Au cours des années 1990, l’université vénézuélienne, et en général l’État vénézuélien, ont fait un effort systématique pour disposer d’un personnel hautement qualifié dans la recherche agricole, ainsi que dans la formation des ressources humaines. C’est ainsi que les professionnels de l’agriculture qui travaillent actuellement dans les universités et à l’INIA (Institut National de la Recherche Agricole) ont fait des études de master et de doctorat dans différentes institutions à travers le monde, par exemple aux Etats-Unis, en Angleterre, en Allemagne, en Espagne, en Argentine, au Brésil, au Mexique, au Costa Rica, etc. Cela prédisait un réel développement de la recherche agricole au XXIe siècle.

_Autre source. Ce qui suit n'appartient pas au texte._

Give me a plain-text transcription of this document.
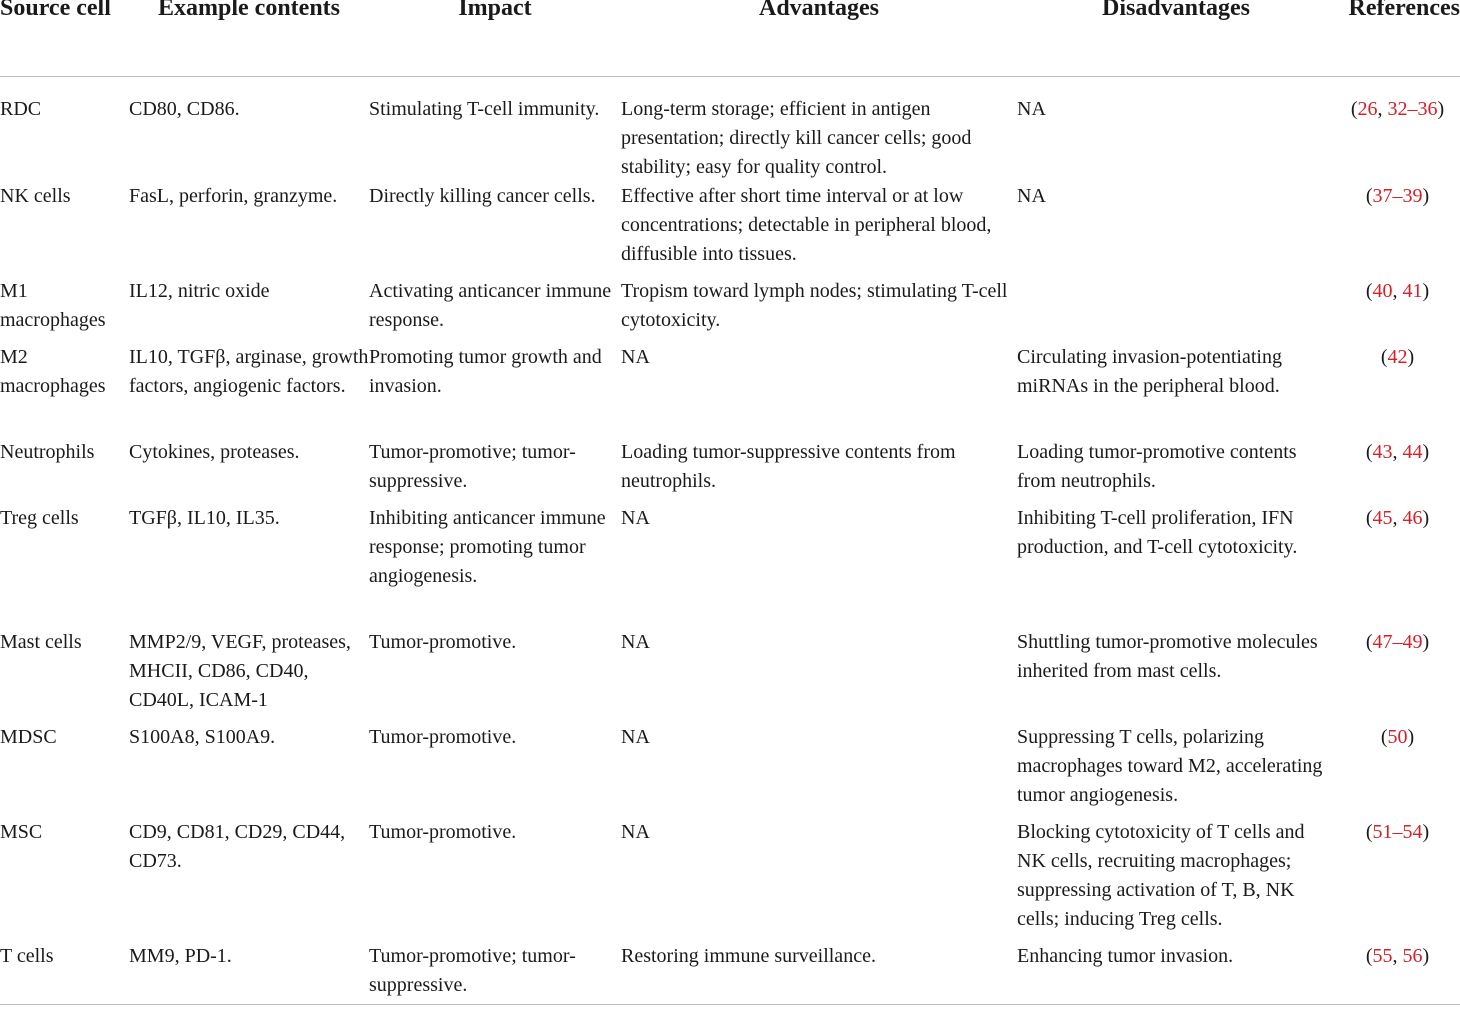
Source cell	Example contents	Impact	Advantages	Disadvantages	References
RDC	CD80, CD86.	Stimulating T-cell immunity.	Long-term storage; efficient in antigen presentation; directly kill cancer cells; good stability; easy for quality control.	NA	(26, 32–36)
NK cells	FasL, perforin, granzyme.	Directly killing cancer cells.	Effective after short time interval or at low concentrations; detectable in peripheral blood, diffusible into tissues.	NA	(37–39)
M1 macrophages	IL12, nitric oxide	Activating anticancer immune response.	Tropism toward lymph nodes; stimulating T-cell cytotoxicity.		(40, 41)
M2 macrophages	IL10, TGFβ, arginase, growth factors, angiogenic factors.	Promoting tumor growth and invasion.	NA	Circulating invasion-potentiating miRNAs in the peripheral blood.	(42)
Neutrophils	Cytokines, proteases.	Tumor-promotive; tumor-suppressive.	Loading tumor-suppressive contents from neutrophils.	Loading tumor-promotive contents from neutrophils.	(43, 44)
Treg cells	TGFβ, IL10, IL35.	Inhibiting anticancer immune response; promoting tumor angiogenesis.	NA	Inhibiting T-cell proliferation, IFN production, and T-cell cytotoxicity.	(45, 46)
Mast cells	MMP2/9, VEGF, proteases, MHCII, CD86, CD40, CD40L, ICAM-1	Tumor-promotive.	NA	Shuttling tumor-promotive molecules inherited from mast cells.	(47–49)
MDSC	S100A8, S100A9.	Tumor-promotive.	NA	Suppressing T cells, polarizing macrophages toward M2, accelerating tumor angiogenesis.	(50)
MSC	CD9, CD81, CD29, CD44, CD73.	Tumor-promotive.	NA	Blocking cytotoxicity of T cells and NK cells, recruiting macrophages; suppressing activation of T, B, NK cells; inducing Treg cells.	(51–54)
T cells	MM9, PD-1.	Tumor-promotive; tumor-suppressive.	Restoring immune surveillance.	Enhancing tumor invasion.	(55, 56)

Malheureusement, la situation salariale de chaque professionnel, ainsi que la situation budgétaire des institutions (et dans d’autres cas comme l’INIA, le changement de fonction que l’institution aurait dû avoir) ont eu un impact négatif sur l’activité de recherche. La situation actuelle est celle des laboratoires fermés en raison du manque de fournitures ou de personnel quittant le pays, des charges qui n’ont pas été remplacées après la retraite du titulaire parce que personne n’est présent, du manque de véhicules pour travailler sur le terrain, des cours de troisième cycle avec très peu d’étudiants qui observent ce qui se passe actuellement avec les chercheurs (donc ils ne sont pas très motivés), des changements dans les exigences des cours de troisième cycle pour essayer de retenir les étudiants dans leurs salles de classe, les chercheurs consacrés à différentes tâches…. enfin, en général, il y a une démoralisation absolue des chercheurs agricoles, ainsi que des chercheurs de tout autre domaine de l’activité professionnelle vénézuélienne.

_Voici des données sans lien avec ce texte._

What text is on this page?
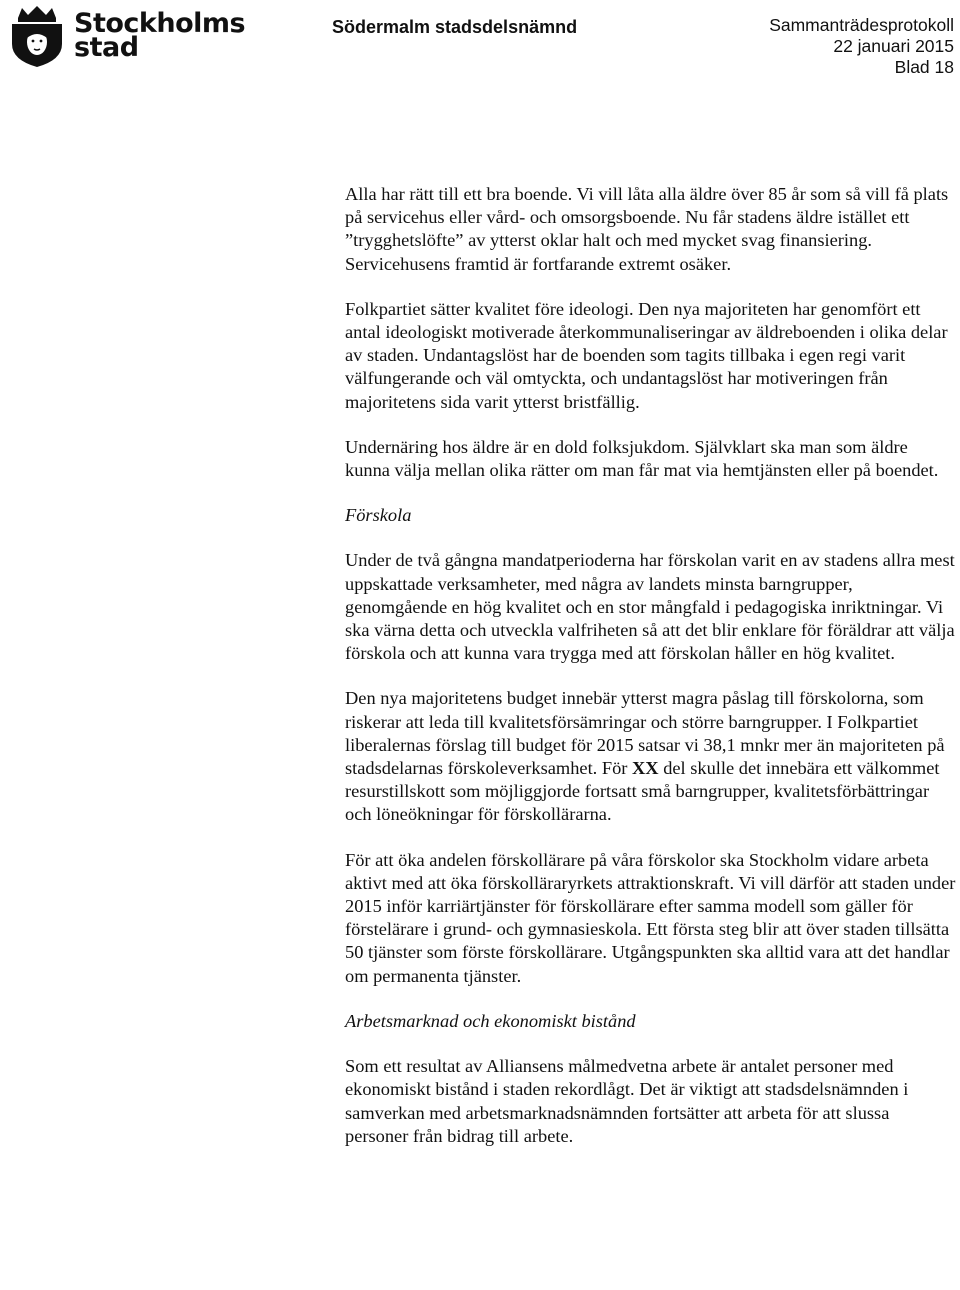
Stockholms
stad
Södermalm stadsdelsnämnd	Sammanträdesprotokoll
22 januari 2015
Blad 18

Alla har rätt till ett bra boende. Vi vill låta alla äldre över 85 år som så vill få plats på servicehus eller vård- och omsorgsboende. Nu får stadens äldre istället ett ”trygghetslöfte” av ytterst oklar halt och med mycket svag finansiering. Servicehusens framtid är fortfarande extremt osäker.

Folkpartiet sätter kvalitet före ideologi. Den nya majoriteten har genomfört ett antal ideologiskt motiverade återkommunaliseringar av äldreboenden i olika delar av staden. Undantagslöst har de boenden som tagits tillbaka i egen regi varit välfungerande och väl omtyckta, och undantagslöst har motiveringen från majoritetens sida varit ytterst bristfällig.

Undernäring hos äldre är en dold folksjukdom. Självklart ska man som äldre kunna välja mellan olika rätter om man får mat via hemtjänsten eller på boendet.

Förskola

Under de två gångna mandatperioderna har förskolan varit en av stadens allra mest uppskattade verksamheter, med några av landets minsta barngrupper, genomgående en hög kvalitet och en stor mångfald i pedagogiska inriktningar. Vi ska värna detta och utveckla valfriheten så att det blir enklare för föräldrar att välja förskola och att kunna vara trygga med att förskolan håller en hög kvalitet.

Den nya majoritetens budget innebär ytterst magra påslag till förskolorna, som riskerar att leda till kvalitetsförsämringar och större barngrupper. I Folkpartiet liberalernas förslag till budget för 2015 satsar vi 38,1 mnkr mer än majoriteten på stadsdelarnas förskoleverksamhet. För XX del skulle det innebära ett välkommet resurstillskott som möjliggjorde fortsatt små barngrupper, kvalitetsförbättringar och löneökningar för förskollärarna.

För att öka andelen förskollärare på våra förskolor ska Stockholm vidare arbeta aktivt med att öka förskolläraryrkets attraktionskraft. Vi vill därför att staden under 2015 inför karriärtjänster för förskollärare efter samma modell som gäller för förstelärare i grund- och gymnasieskola. Ett första steg blir att över staden tillsätta 50 tjänster som förste förskollärare. Utgångspunkten ska alltid vara att det handlar om permanenta tjänster.

Arbetsmarknad och ekonomiskt bistånd

Som ett resultat av Alliansens målmedvetna arbete är antalet personer med ekonomiskt bistånd i staden rekordlågt. Det är viktigt att stadsdelsnämnden i samverkan med arbetsmarknadsnämnden fortsätter att arbeta för att slussa personer från bidrag till arbete.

À mon sens, le Venezuela a perdu l’occasion d’être à l’avant-garde de la recherche agricole en Amérique latine, ce qui était très bien vu sous l’angle de la qualité de cette génération de professionnels. Reprendre cette opportunité nécessitera de nombreuses années de travail intense, mais elle pourrait être initiée à partir de cette génération démoralisée par des incitations économiques, de meilleurs salaires, la possibilité d’avoir la possibilité d’échanger à nouveau des expériences avec des chercheurs du monde entier, la possibilité de revenir sur le terrain, de réactiver les laboratoires. Il s’agirait là d’un premier pas vers la sortie de l’impasse dans laquelle se trouve actuellement toute institution de recherche. Puis viendra le besoin urgent de former la génération de relais qui, si nous perdons l’occasion de le faire maintenant, nous reviendrons aux décennies précédentes où des professionnels étrangers sont venus au Venezuela pour accomplir cette tâche, tâche qui, par définition, devrait toucher toute notre génération dès maintenant.